Rządowy serwis moj.gov.pl pozwala każdemu Polakowi na załatwienie swoich urzędowych spraw online. Daje też dostęp do wielu rządowych rejestrów zawierających dane na temat każdego z nas, np. rejestru dowodów osobistych. Niestety, w moj.gov.pl znajdowała się dziura, która pozwalała na podglądanie cudzych danych z rejestru dokumentów paszportowych.
A zatem możliwy był dostęp do takich informacji na temat innych osób, jak: PESEL, Zdjęcie, Numer i seria paszportu, Wzór podpisu, Imiona, Nazwisko, Miejsce urodzenia, Darta urodzenia, Płeć, Adres do korespondencji.
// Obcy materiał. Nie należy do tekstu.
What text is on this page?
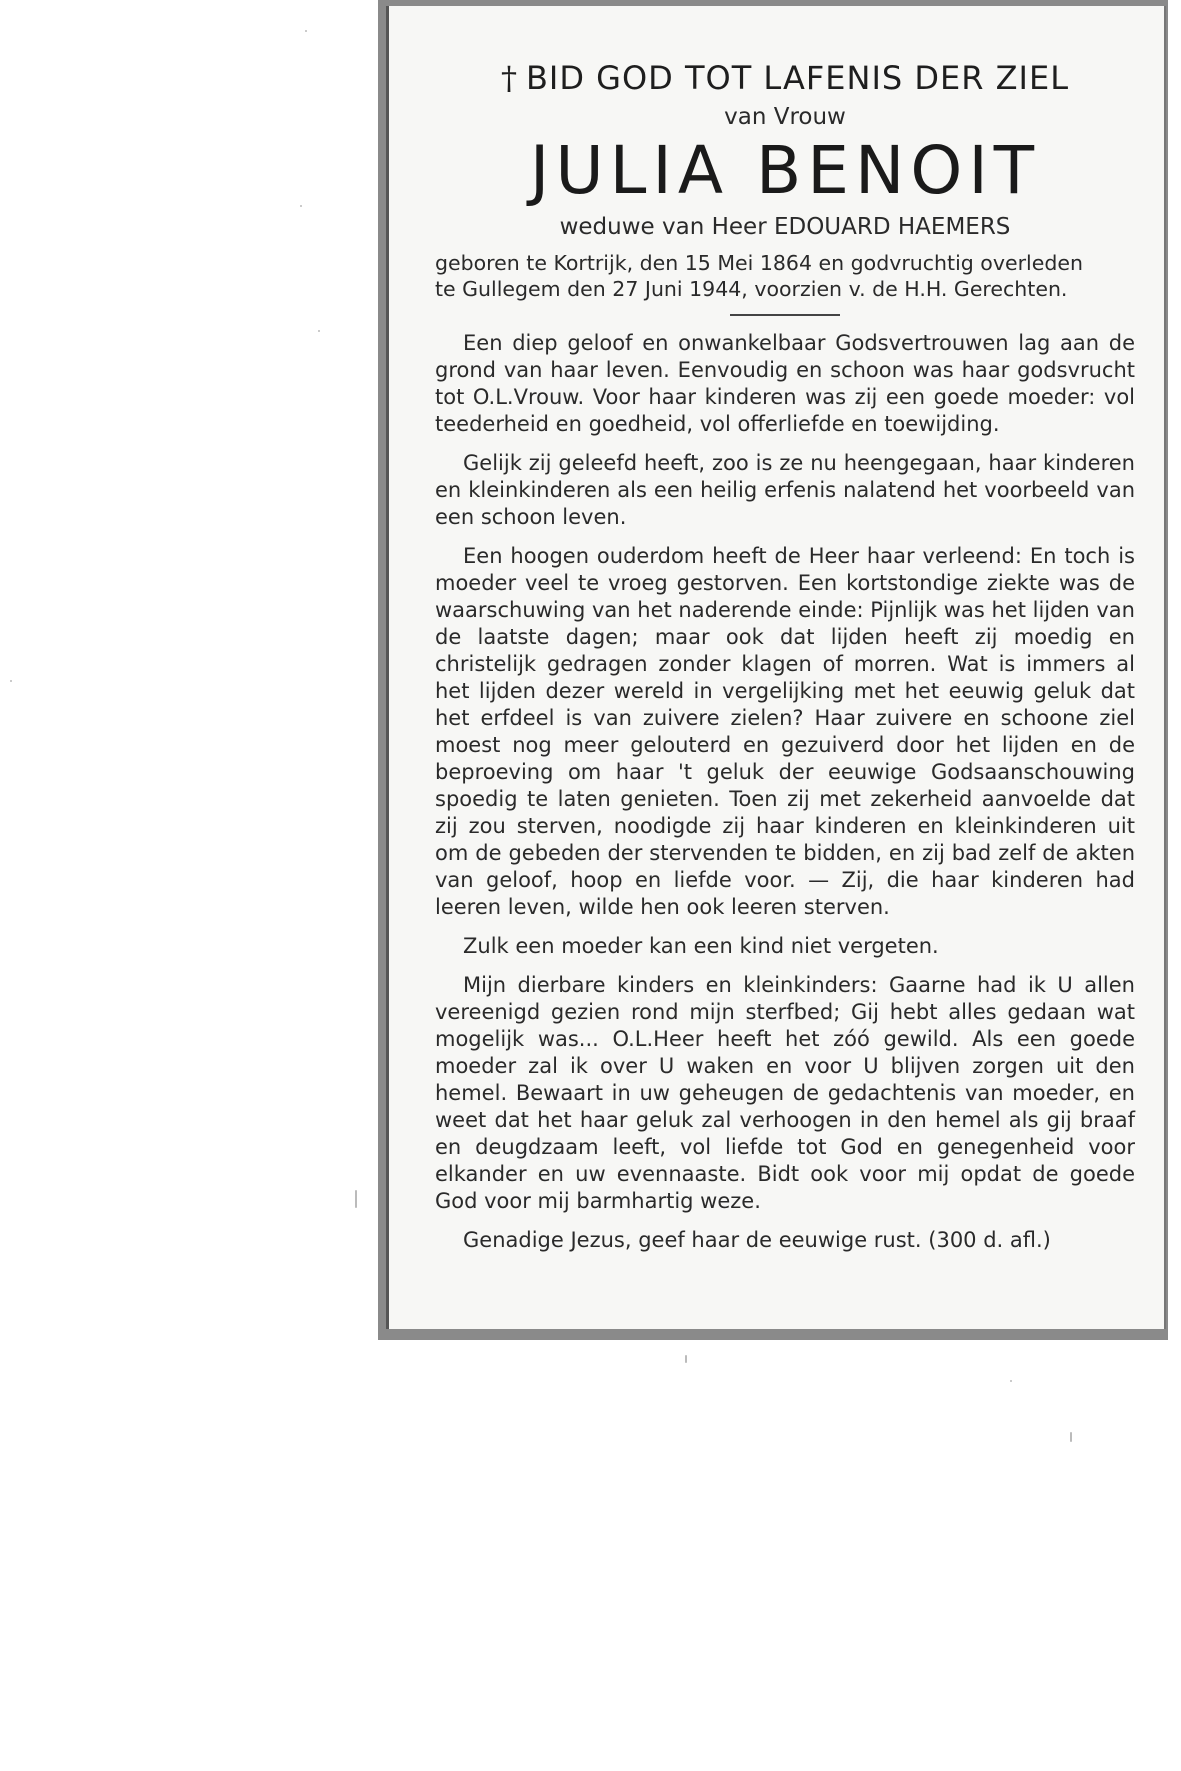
† BID GOD TOT LAFENIS DER ZIEL

van Vrouw

JULIA BENOIT

weduwe van Heer EDOUARD HAEMERS

geboren te Kortrijk, den 15 Mei 1864 en godvruchtig overleden

te Gullegem den 27 Juni 1944, voorzien v. de H.H. Gerechten.

Een diep geloof en onwankelbaar Godsvertrouwen lag aan de grond van haar leven. Eenvoudig en schoon was haar godsvrucht tot O.L.Vrouw. Voor haar kinderen was zij een goede moeder: vol teederheid en goedheid, vol offerliefde en toewijding.

Gelijk zij geleefd heeft, zoo is ze nu heengegaan, haar kinderen en kleinkinderen als een heilig erfenis nalatend het voorbeeld van een schoon leven.

Een hoogen ouderdom heeft de Heer haar verleend: En toch is moeder veel te vroeg gestorven. Een kortstondige ziekte was de waarschuwing van het naderende einde: Pijnlijk was het lijden van de laatste dagen; maar ook dat lijden heeft zij moedig en christelijk gedragen zonder klagen of morren. Wat is immers al het lijden dezer wereld in vergelijking met het eeuwig geluk dat het erfdeel is van zuivere zielen? Haar zuivere en schoone ziel moest nog meer gelouterd en gezuiverd door het lijden en de beproeving om haar 't geluk der eeuwige Godsaanschouwing spoedig te laten genieten. Toen zij met zekerheid aanvoelde dat zij zou sterven, noodigde zij haar kinderen en kleinkinderen uit om de gebeden der stervenden te bidden, en zij bad zelf de akten van geloof, hoop en liefde voor. — Zij, die haar kinderen had leeren leven, wilde hen ook leeren sterven.

Zulk een moeder kan een kind niet vergeten.

Mijn dierbare kinders en kleinkinders: Gaarne had ik U allen vereenigd gezien rond mijn sterfbed; Gij hebt alles gedaan wat mogelijk was... O.L.Heer heeft het zóó gewild. Als een goede moeder zal ik over U waken en voor U blijven zorgen uit den hemel. Bewaart in uw geheugen de gedachtenis van moeder, en weet dat het haar geluk zal verhoogen in den hemel als gij braaf en deugdzaam leeft, vol liefde tot God en genegenheid voor elkander en uw evennaaste. Bidt ook voor mij opdat de goede God voor mij barmhartig weze.

Genadige Jezus, geef haar de eeuwige rust. (300 d. afl.)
Niektóre konta mogły także posiadać informacje na temat "dzieci wpisanych do paszportu rodzica – jeśli takie wpisy były w paszporcie (od 8 kwietnia 1991 roku do 27 sierpnia 2006 roku dzieciom nie wydawano paszportów – dane dziecka wpisywano do paszportu rodzica)." Na chwilę obecną takie działanie zostało zablokowane. Widoczne były także cudze ograniczenia związane z zakazem opuszczania kraju.
Na dzień dzisiejszy Minister Cyfryzacji nie wystosował żadnego komunikatu dotyczącego ilości osób, które w przeszłości wykorzystało tę dziurę i czy dane były zrzucane masowo.
Mam polski paszport — jak mam się zachować?
Zapewne, po ustaleniu osób przez Zespół Ministra Cyfryzacji, których wnioski paszportowe były wyświetlane były przez inne osoby zostaną one o tym fakcie poinformowane.